Museum Blog

Miracle Fruit: West Africa's Secret Berry

Posted 8/4/2011 12:08 AM by Nicole Garneau | Comments

Some of my fondest scientific discussions in graduate school occurred while eating lunch with fellow students and post-docs.  Here we would hash out problems, discuss hypotheses, and defend the merits of our research.  For me, pairing food and scientific discourse is a natural, welcomed event.  That is why I was over-the-top excited at the idea of performing a scientific experiment which involved consuming food and bedeviling my sense of taste. 

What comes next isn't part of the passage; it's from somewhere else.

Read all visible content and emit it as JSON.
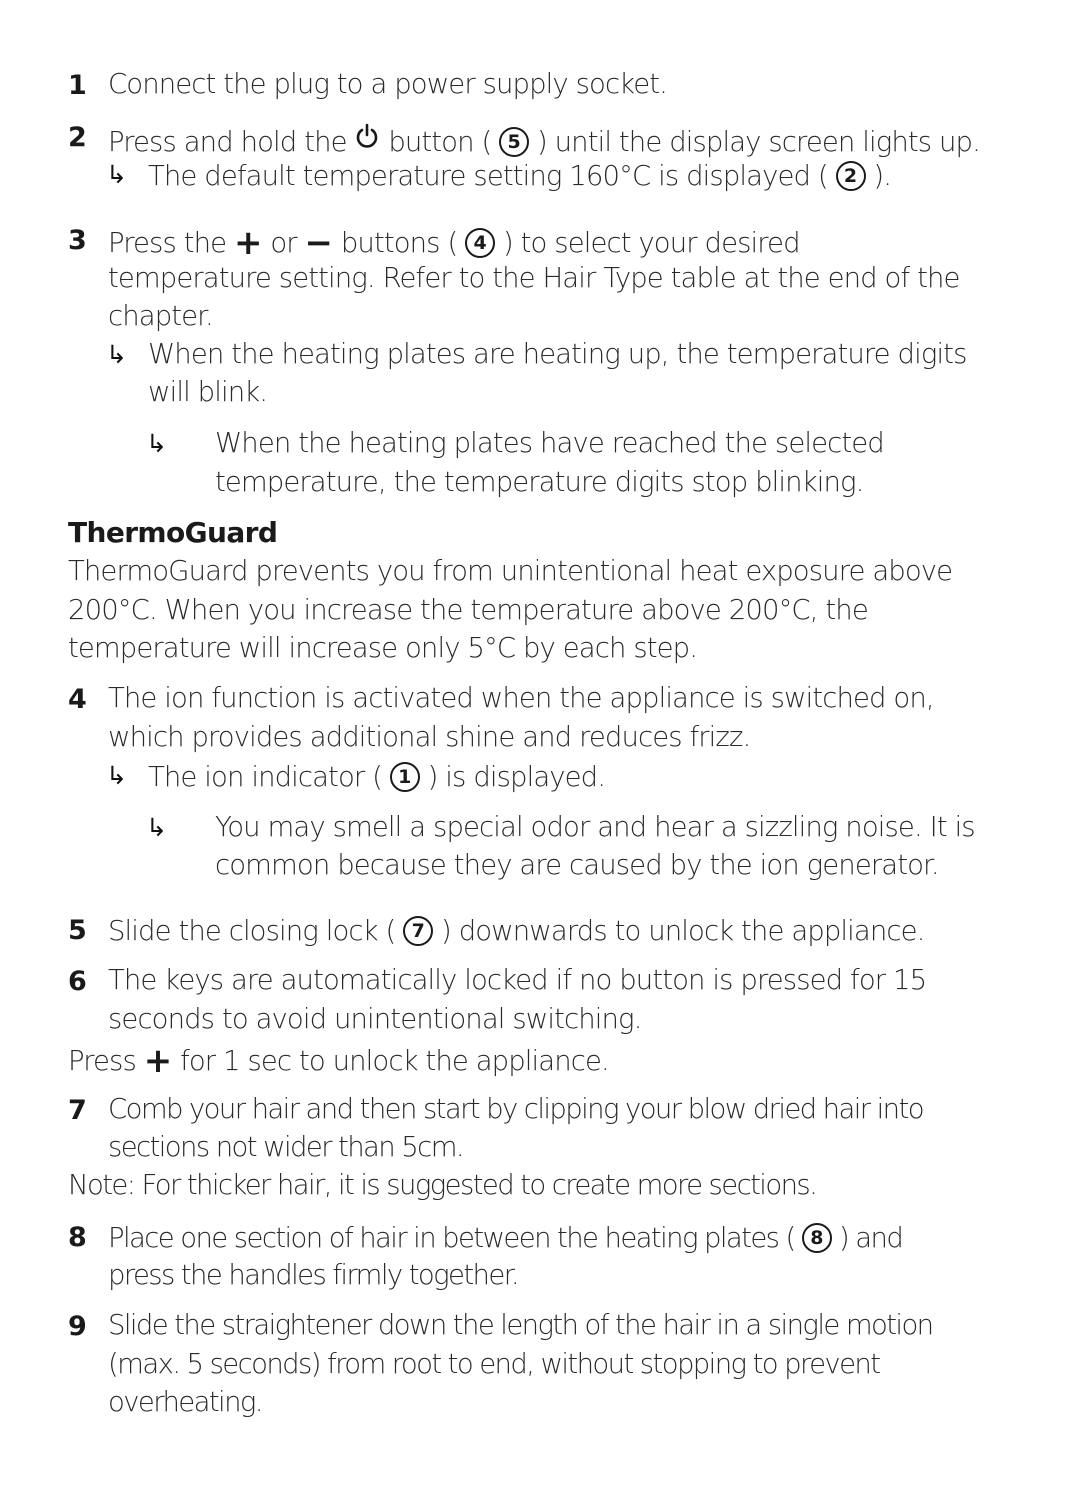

Miracle Fruit, a plant indigenous to West Africa, finally made its way to Lab Central here in Expedition Health.  Chef Ian Kleinman of The Inventing Room, walked into the lab well equipped to provide our sense of taste with a new experience.  His cooler was jam-packed with ice and buried in the depths were these lovely, small, red berries called Miracle Fruit.  He also brought with him grapefruit, pickle juice, lemons, limes, strawberries, tea, and pickle juice.  Chef Kleinman came to the museum to provide the staff at lab central with our first foray into "flavor tripping"! 

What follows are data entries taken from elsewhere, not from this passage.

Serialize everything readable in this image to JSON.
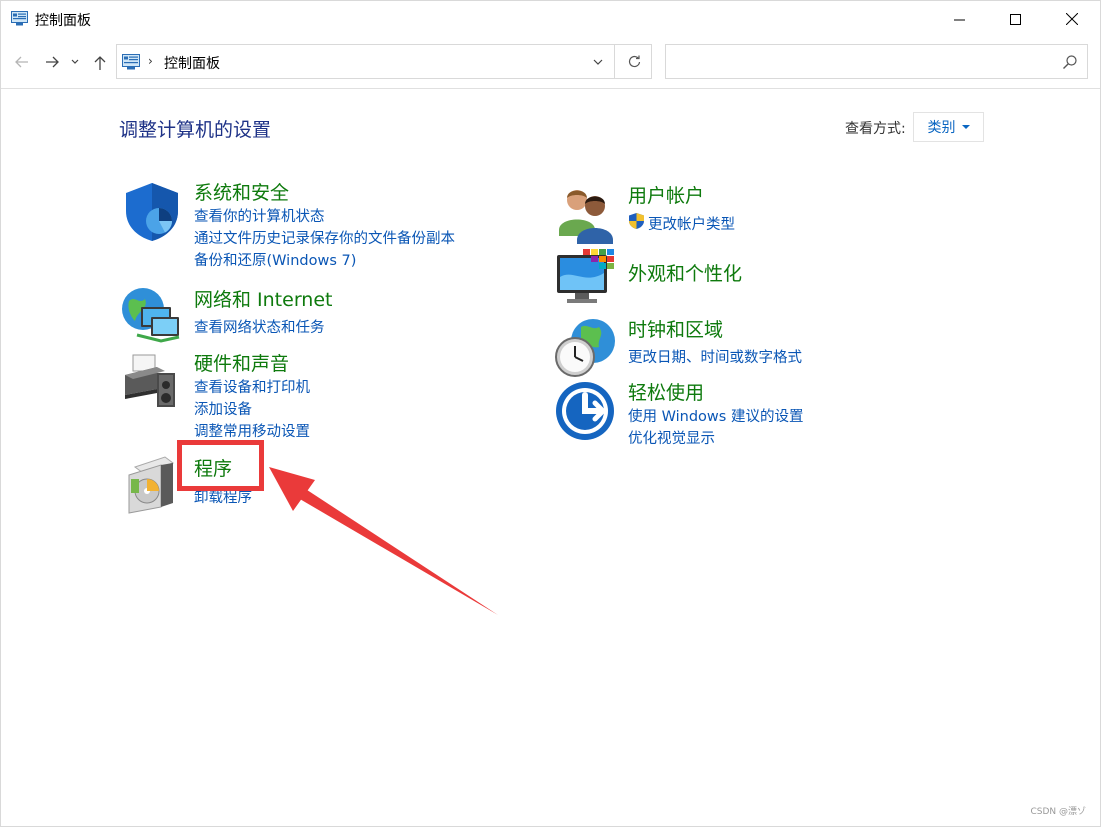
{
  "window": {
    "title": "控制面板"
  },
  "nav": {
    "breadcrumb": "控制面板",
    "search_placeholder": ""
  },
  "header": {
    "page_title": "调整计算机的设置",
    "view_by_label": "查看方式:",
    "view_by_value": "类别"
  },
  "categories_left": [
    {
      "title": "系统和安全",
      "icon": "shield-icon",
      "links": [
        "查看你的计算机状态",
        "通过文件历史记录保存你的文件备份副本",
        "备份和还原(Windows 7)"
      ]
    },
    {
      "title": "网络和 Internet",
      "icon": "network-globe-icon",
      "links": [
        "查看网络状态和任务"
      ]
    },
    {
      "title": "硬件和声音",
      "icon": "printer-icon",
      "links": [
        "查看设备和打印机",
        "添加设备",
        "调整常用移动设置"
      ]
    },
    {
      "title": "程序",
      "icon": "programs-disc-icon",
      "links": [
        "卸载程序"
      ]
    }
  ],
  "categories_right": [
    {
      "title": "用户帐户",
      "icon": "users-icon",
      "links": [
        "更改帐户类型"
      ]
    },
    {
      "title": "外观和个性化",
      "icon": "monitor-palette-icon",
      "links": []
    },
    {
      "title": "时钟和区域",
      "icon": "clock-globe-icon",
      "links": [
        "更改日期、时间或数字格式"
      ]
    },
    {
      "title": "轻松使用",
      "icon": "ease-of-access-icon",
      "links": [
        "使用 Windows 建议的设置",
        "优化视觉显示"
      ]
    }
  ],
  "watermark": "CSDN @漂ゾ",
  "colors": {
    "category_title": "#0e7a0d",
    "link": "#0a56b5",
    "page_title": "#1e3287",
    "annotation_red": "#ea3a3a"
  }
}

Miracle fruit contains a substance called miraculin and this protein makes sour or acidic things taste sweet.  We first ingested the berries and then began to eat the buffet of sour food; it was a fantastically interesting and fun experience.  We literally closed our eyes with delight at the sweetness of lemons, limes, and grapefruits - all without a hint of the expected sourness. We had never tasted strawberries or pickle juice so sweet.

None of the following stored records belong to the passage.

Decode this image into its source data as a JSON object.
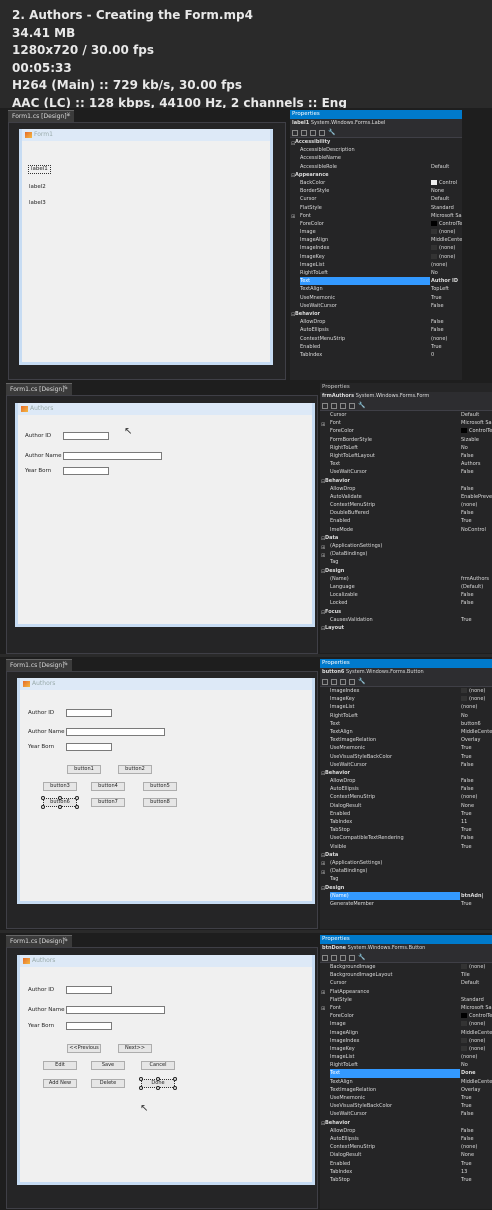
{
  "meta": {
    "line1": "2. Authors - Creating the Form.mp4",
    "line2": "34.41 MB",
    "line3": "1280x720 / 30.00 fps",
    "line4": "00:05:33",
    "line5": "H264 (Main) :: 729 kb/s, 30.00 fps",
    "line6": "AAC (LC) :: 128 kbps, 44100 Hz, 2 channels :: Eng"
  },
  "frames": [
    {
      "tab": "Form1.cs [Design]*",
      "props_title": "Properties",
      "props_object": "label1",
      "props_type": "System.Windows.Forms.Label",
      "form_title": "Form1",
      "labels": [
        "label1",
        "label2",
        "label3"
      ],
      "rows": [
        {
          "k": "cat",
          "n": "Accessibility",
          "v": ""
        },
        {
          "k": "row",
          "n": "AccessibleDescription",
          "v": ""
        },
        {
          "k": "row",
          "n": "AccessibleName",
          "v": ""
        },
        {
          "k": "row",
          "n": "AccessibleRole",
          "v": "Default"
        },
        {
          "k": "cat",
          "n": "Appearance",
          "v": ""
        },
        {
          "k": "row",
          "n": "BackColor",
          "v": "Control",
          "sw": "#f0f0f0"
        },
        {
          "k": "row",
          "n": "BorderStyle",
          "v": "None"
        },
        {
          "k": "row",
          "n": "Cursor",
          "v": "Default"
        },
        {
          "k": "row",
          "n": "FlatStyle",
          "v": "Standard"
        },
        {
          "k": "exp",
          "n": "Font",
          "v": "Microsoft Sans Serif"
        },
        {
          "k": "row",
          "n": "ForeColor",
          "v": "ControlText",
          "sw": "#000"
        },
        {
          "k": "row",
          "n": "Image",
          "v": "(none)",
          "sw": "#333"
        },
        {
          "k": "row",
          "n": "ImageAlign",
          "v": "MiddleCenter"
        },
        {
          "k": "row",
          "n": "ImageIndex",
          "v": "(none)",
          "sw": "#333"
        },
        {
          "k": "row",
          "n": "ImageKey",
          "v": "(none)",
          "sw": "#333"
        },
        {
          "k": "row",
          "n": "ImageList",
          "v": "(none)"
        },
        {
          "k": "row",
          "n": "RightToLeft",
          "v": "No"
        },
        {
          "k": "sel",
          "n": "Text",
          "v": "Author ID"
        },
        {
          "k": "row",
          "n": "TextAlign",
          "v": "TopLeft"
        },
        {
          "k": "row",
          "n": "UseMnemonic",
          "v": "True"
        },
        {
          "k": "row",
          "n": "UseWaitCursor",
          "v": "False"
        },
        {
          "k": "cat",
          "n": "Behavior",
          "v": ""
        },
        {
          "k": "row",
          "n": "AllowDrop",
          "v": "False"
        },
        {
          "k": "row",
          "n": "AutoEllipsis",
          "v": "False"
        },
        {
          "k": "row",
          "n": "ContextMenuStrip",
          "v": "(none)"
        },
        {
          "k": "row",
          "n": "Enabled",
          "v": "True"
        },
        {
          "k": "row",
          "n": "TabIndex",
          "v": "0"
        }
      ]
    },
    {
      "tab": "Form1.cs [Design]*",
      "props_title": "Properties",
      "props_object": "frmAuthors",
      "props_type": "System.Windows.Forms.Form",
      "form_title": "Authors",
      "labels": [
        "Author ID",
        "Author Name",
        "Year Born"
      ],
      "rows": [
        {
          "k": "row",
          "n": "Cursor",
          "v": "Default"
        },
        {
          "k": "exp",
          "n": "Font",
          "v": "Microsoft Sans Serif, 8.25pt"
        },
        {
          "k": "row",
          "n": "ForeColor",
          "v": "ControlText",
          "sw": "#000"
        },
        {
          "k": "row",
          "n": "FormBorderStyle",
          "v": "Sizable"
        },
        {
          "k": "row",
          "n": "RightToLeft",
          "v": "No"
        },
        {
          "k": "row",
          "n": "RightToLeftLayout",
          "v": "False"
        },
        {
          "k": "row",
          "n": "Text",
          "v": "Authors"
        },
        {
          "k": "row",
          "n": "UseWaitCursor",
          "v": "False"
        },
        {
          "k": "cat",
          "n": "Behavior",
          "v": ""
        },
        {
          "k": "row",
          "n": "AllowDrop",
          "v": "False"
        },
        {
          "k": "row",
          "n": "AutoValidate",
          "v": "EnablePreventFocusChange"
        },
        {
          "k": "row",
          "n": "ContextMenuStrip",
          "v": "(none)"
        },
        {
          "k": "row",
          "n": "DoubleBuffered",
          "v": "False"
        },
        {
          "k": "row",
          "n": "Enabled",
          "v": "True"
        },
        {
          "k": "row",
          "n": "ImeMode",
          "v": "NoControl"
        },
        {
          "k": "cat",
          "n": "Data",
          "v": ""
        },
        {
          "k": "exp",
          "n": "(ApplicationSettings)",
          "v": ""
        },
        {
          "k": "exp",
          "n": "(DataBindings)",
          "v": ""
        },
        {
          "k": "row",
          "n": "Tag",
          "v": ""
        },
        {
          "k": "cat",
          "n": "Design",
          "v": ""
        },
        {
          "k": "row",
          "n": "(Name)",
          "v": "frmAuthors"
        },
        {
          "k": "row",
          "n": "Language",
          "v": "(Default)"
        },
        {
          "k": "row",
          "n": "Localizable",
          "v": "False"
        },
        {
          "k": "row",
          "n": "Locked",
          "v": "False"
        },
        {
          "k": "cat",
          "n": "Focus",
          "v": ""
        },
        {
          "k": "row",
          "n": "CausesValidation",
          "v": "True"
        },
        {
          "k": "cat",
          "n": "Layout",
          "v": ""
        }
      ]
    },
    {
      "tab": "Form1.cs [Design]*",
      "props_title": "Properties",
      "props_object": "button6",
      "props_type": "System.Windows.Forms.Button",
      "form_title": "Authors",
      "labels": [
        "Author ID",
        "Author Name",
        "Year Born"
      ],
      "buttons": [
        "button1",
        "button2",
        "button3",
        "button4",
        "button5",
        "button6",
        "button7",
        "button8"
      ],
      "rows": [
        {
          "k": "row",
          "n": "ImageIndex",
          "v": "(none)",
          "sw": "#333"
        },
        {
          "k": "row",
          "n": "ImageKey",
          "v": "(none)",
          "sw": "#333"
        },
        {
          "k": "row",
          "n": "ImageList",
          "v": "(none)"
        },
        {
          "k": "row",
          "n": "RightToLeft",
          "v": "No"
        },
        {
          "k": "row",
          "n": "Text",
          "v": "button6"
        },
        {
          "k": "row",
          "n": "TextAlign",
          "v": "MiddleCenter"
        },
        {
          "k": "row",
          "n": "TextImageRelation",
          "v": "Overlay"
        },
        {
          "k": "row",
          "n": "UseMnemonic",
          "v": "True"
        },
        {
          "k": "row",
          "n": "UseVisualStyleBackColor",
          "v": "True"
        },
        {
          "k": "row",
          "n": "UseWaitCursor",
          "v": "False"
        },
        {
          "k": "cat",
          "n": "Behavior",
          "v": ""
        },
        {
          "k": "row",
          "n": "AllowDrop",
          "v": "False"
        },
        {
          "k": "row",
          "n": "AutoEllipsis",
          "v": "False"
        },
        {
          "k": "row",
          "n": "ContextMenuStrip",
          "v": "(none)"
        },
        {
          "k": "row",
          "n": "DialogResult",
          "v": "None"
        },
        {
          "k": "row",
          "n": "Enabled",
          "v": "True"
        },
        {
          "k": "row",
          "n": "TabIndex",
          "v": "11"
        },
        {
          "k": "row",
          "n": "TabStop",
          "v": "True"
        },
        {
          "k": "row",
          "n": "UseCompatibleTextRendering",
          "v": "False"
        },
        {
          "k": "row",
          "n": "Visible",
          "v": "True"
        },
        {
          "k": "cat",
          "n": "Data",
          "v": ""
        },
        {
          "k": "exp",
          "n": "(ApplicationSettings)",
          "v": ""
        },
        {
          "k": "exp",
          "n": "(DataBindings)",
          "v": ""
        },
        {
          "k": "row",
          "n": "Tag",
          "v": ""
        },
        {
          "k": "cat",
          "n": "Design",
          "v": ""
        },
        {
          "k": "sel",
          "n": "(Name)",
          "v": "btnAdn|"
        },
        {
          "k": "row",
          "n": "GenerateMember",
          "v": "True"
        }
      ]
    },
    {
      "tab": "Form1.cs [Design]*",
      "props_title": "Properties",
      "props_object": "btnDone",
      "props_type": "System.Windows.Forms.Button",
      "form_title": "Authors",
      "labels": [
        "Author ID",
        "Author Name",
        "Year Born"
      ],
      "buttons": [
        "<<Previous",
        "Next>>",
        "Edit",
        "Save",
        "Cancel",
        "Add New",
        "Delete",
        "Done"
      ],
      "rows": [
        {
          "k": "row",
          "n": "BackgroundImage",
          "v": "(none)",
          "sw": "#333"
        },
        {
          "k": "row",
          "n": "BackgroundImageLayout",
          "v": "Tile"
        },
        {
          "k": "row",
          "n": "Cursor",
          "v": "Default"
        },
        {
          "k": "exp",
          "n": "FlatAppearance",
          "v": ""
        },
        {
          "k": "row",
          "n": "FlatStyle",
          "v": "Standard"
        },
        {
          "k": "exp",
          "n": "Font",
          "v": "Microsoft Sans Serif, 8.25pt"
        },
        {
          "k": "row",
          "n": "ForeColor",
          "v": "ControlText",
          "sw": "#000"
        },
        {
          "k": "row",
          "n": "Image",
          "v": "(none)",
          "sw": "#333"
        },
        {
          "k": "row",
          "n": "ImageAlign",
          "v": "MiddleCenter"
        },
        {
          "k": "row",
          "n": "ImageIndex",
          "v": "(none)",
          "sw": "#333"
        },
        {
          "k": "row",
          "n": "ImageKey",
          "v": "(none)",
          "sw": "#333"
        },
        {
          "k": "row",
          "n": "ImageList",
          "v": "(none)"
        },
        {
          "k": "row",
          "n": "RightToLeft",
          "v": "No"
        },
        {
          "k": "sel",
          "n": "Text",
          "v": "Done"
        },
        {
          "k": "row",
          "n": "TextAlign",
          "v": "MiddleCenter"
        },
        {
          "k": "row",
          "n": "TextImageRelation",
          "v": "Overlay"
        },
        {
          "k": "row",
          "n": "UseMnemonic",
          "v": "True"
        },
        {
          "k": "row",
          "n": "UseVisualStyleBackColor",
          "v": "True"
        },
        {
          "k": "row",
          "n": "UseWaitCursor",
          "v": "False"
        },
        {
          "k": "cat",
          "n": "Behavior",
          "v": ""
        },
        {
          "k": "row",
          "n": "AllowDrop",
          "v": "False"
        },
        {
          "k": "row",
          "n": "AutoEllipsis",
          "v": "False"
        },
        {
          "k": "row",
          "n": "ContextMenuStrip",
          "v": "(none)"
        },
        {
          "k": "row",
          "n": "DialogResult",
          "v": "None"
        },
        {
          "k": "row",
          "n": "Enabled",
          "v": "True"
        },
        {
          "k": "row",
          "n": "TabIndex",
          "v": "13"
        },
        {
          "k": "row",
          "n": "TabStop",
          "v": "True"
        }
      ]
    }
  ],
  "colors": {
    "accent": "#3399ff",
    "props_title_active": "#007acc"
  }
}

 As we sat in the laboratory delighting in the wonderful tastes of lemons and limes, we noticed one of our youngest volunteers eyeing us incredulously.  "Are you eating lemons?" Annie queried with slight hesitation.  We shared with Annie the secret of our enjoyment... Miracle Fruit, which she happily tried (with permission from her mother)!  Did Annie enjoy the sour fruit?  Look at the photos below and you can see why she asked for seconds!  Importantly, the effects of Miracle Fruit are reversible and the sour taste of the fruit returned within 40 minutes of tasting the berries. 

How can eating a Miracle Fruit, make sour and acidic foods, taste sweet?  Scientists have a few ideas, but more research needs to be performed.  It is postulated that miraculin interacts with the sweet receptor on the tongue and that acidic foods play an important role in miraculin activation. Scientists are especially intrigued by the possibility that miraculin could play a role as an alternative sweetener.